Si le cinéma africain gagne ses lettres de noblesse grâce à Sembène Ousmane, le docker devenu écrivain puis cinéaste, Djibril Diop Mambety se révèle l’autre grande personnalité qui a marqué la production sénégalaise. Entre ces deux autorités, s’affrontent deux conceptions différentes du cinéma, réaliste et éducatif selon Sembène Ousmane et plus onirique et libertaire selon Djibril Diop Mambety. Malgré cet antagonisme, les deux hommes évoquent des thèmes similaires, abordent de front problèmes sociaux et politiques avec une même virulence, mais dans des styles radicalement opposés. Celui de Djibril Diop Mambety fait preuve de moins de didactisme, mais de bien plus de poésie et d’inventivité tout en s’ancrant dans le concret.

D’abord homme de théâtre, le réalisateur de Touki Bouki, son premier long métrage, aime fréquenter le monde de la nuit et ceux qui l’animent, cultive une affection certaine pour les exclus. Pour le scénario de Hyènes, il s’inspire d’ailleurs d’une femme qui peuple ses souvenirs d’enfance, une prostituée appelée Linguère Ramatou. Après avoir terminé son scénario, Djibril Diop Mambéty s’aperçoit qu’il reprend la même trame qu’une pièce de Freidrich Dürrenmatt, La Visite de la vieille dame. De la comédie noire, décalée et sarcastique sur le pouvoir de l’argent du dramaturge suisse-allemand, le cinéaste en fait un film âpre, certes plein d’ironie, sur la mondialisation.

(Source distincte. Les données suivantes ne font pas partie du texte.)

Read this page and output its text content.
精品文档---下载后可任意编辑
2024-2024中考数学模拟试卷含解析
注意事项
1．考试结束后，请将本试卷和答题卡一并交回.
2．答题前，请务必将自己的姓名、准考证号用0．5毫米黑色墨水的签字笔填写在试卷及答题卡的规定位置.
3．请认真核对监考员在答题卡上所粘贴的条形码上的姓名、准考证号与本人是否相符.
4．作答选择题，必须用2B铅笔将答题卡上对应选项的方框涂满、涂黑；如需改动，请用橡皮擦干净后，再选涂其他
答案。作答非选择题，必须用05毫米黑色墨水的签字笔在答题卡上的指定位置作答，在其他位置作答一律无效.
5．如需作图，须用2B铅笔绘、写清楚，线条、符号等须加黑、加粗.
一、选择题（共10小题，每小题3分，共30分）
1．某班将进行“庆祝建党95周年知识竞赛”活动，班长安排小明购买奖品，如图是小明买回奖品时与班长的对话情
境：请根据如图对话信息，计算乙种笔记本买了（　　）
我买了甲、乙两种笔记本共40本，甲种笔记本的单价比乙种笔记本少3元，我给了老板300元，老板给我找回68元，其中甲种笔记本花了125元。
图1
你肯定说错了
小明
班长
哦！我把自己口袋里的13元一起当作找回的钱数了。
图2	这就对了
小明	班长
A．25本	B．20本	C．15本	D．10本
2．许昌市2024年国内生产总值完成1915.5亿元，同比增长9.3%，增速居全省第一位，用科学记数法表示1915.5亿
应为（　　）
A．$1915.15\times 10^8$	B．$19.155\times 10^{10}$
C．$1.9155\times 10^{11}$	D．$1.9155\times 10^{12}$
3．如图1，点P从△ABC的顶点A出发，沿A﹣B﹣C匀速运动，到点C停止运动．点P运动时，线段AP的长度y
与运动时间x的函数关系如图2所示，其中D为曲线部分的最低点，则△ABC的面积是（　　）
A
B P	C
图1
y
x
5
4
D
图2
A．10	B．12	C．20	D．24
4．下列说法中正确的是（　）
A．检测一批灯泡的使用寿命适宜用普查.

Réalisé presque 30 ans plus tard, en 1991, Hyènes se présente comme une fausse suite à Touki Bouki : Mory, le personnage principal, restait sur le quai, laissant sa belle, Anta, partir pour l’Europe à bord d’un luxueux paquebot. Ami Diakhate ne reprend pas exactement ce personnage féminin : l’héroïne de Hyènes, Linguère Ramatou, ressemble à un écho, une variation sur ce qu’Anta aurait pu devenir, les deux films, sur le strict plan narratif ne concordant pas. Délaissée, trompée par son amant d’alors, Draman Drameh, parce qu’il n’a pas voulu reconnaître être le père de l’enfant qu’elle portait, Linguère Ramatou revient à Colobane, la petite ville qui l’a humiliée, rejetée. Si la bourgade reste enfermée dans la misère et l’immobilisme, la jeune femme, qui a dû passer par la prostitution pour survivre, est devenue immensément riche. Contre la promesse d’une forte somme d’argent pour la ville de Colobane et ses habitants, Linguère Ramatou demande la tête de son ancien amant. Draman Drameh va devoir faire face, seul, à la cupidité de ses pairs.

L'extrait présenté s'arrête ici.